Abstract. Understanding and modeling the mechanical behavior of ice under varying thermal and loading conditions is essential for cryospheric science, permafrost engineering, and the design of polar infrastructure. A central challenge lies in capturing the strong coupling between stress, strain rate, and temperature, an interdependence referred to in this work as the thermobarokinetics of ice. This study presents a three-dimensional constitutive model that explicitly incorporates this coupling through a unified thermomechanical framework. Notably, the model employs shared functional dependencies for both viscosity and damage initiation, allowing key rate- and temperature-sensitive processes to be represented using a minimal set of physically interpretable parameters. Damage evolution is governed by an energy-based law that depends on strain rate and temperature.
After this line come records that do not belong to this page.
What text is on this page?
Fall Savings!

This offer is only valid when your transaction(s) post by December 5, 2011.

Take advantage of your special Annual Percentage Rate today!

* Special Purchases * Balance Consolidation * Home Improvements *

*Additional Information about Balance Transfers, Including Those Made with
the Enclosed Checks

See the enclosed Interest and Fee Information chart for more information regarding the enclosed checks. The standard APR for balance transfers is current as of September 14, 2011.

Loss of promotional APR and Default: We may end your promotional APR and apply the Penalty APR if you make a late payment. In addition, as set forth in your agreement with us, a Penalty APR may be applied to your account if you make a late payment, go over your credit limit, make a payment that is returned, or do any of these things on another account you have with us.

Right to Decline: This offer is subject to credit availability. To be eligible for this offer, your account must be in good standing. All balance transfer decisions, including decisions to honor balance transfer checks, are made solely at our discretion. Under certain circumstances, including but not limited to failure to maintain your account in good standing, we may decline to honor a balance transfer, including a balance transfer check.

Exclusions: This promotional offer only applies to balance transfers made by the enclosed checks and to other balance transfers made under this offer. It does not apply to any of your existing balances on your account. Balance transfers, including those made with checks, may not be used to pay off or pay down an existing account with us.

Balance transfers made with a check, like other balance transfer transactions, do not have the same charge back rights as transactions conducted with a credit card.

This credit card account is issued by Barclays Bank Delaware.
The model is calibrated and validated against triaxial compression and relaxation test data on polycrystalline ice, demonstrating its ability to capture salient features of ice mechanics such as ductile to brittle transitions, strain-rate-dependent strength, stress relaxation, and thermal softening. In addition, a novel healing mechanism inspired by viscous sintering is introduced, in which the rate of damage reversal is driven by viscous energy dissipation and modulated by pressure and temperature.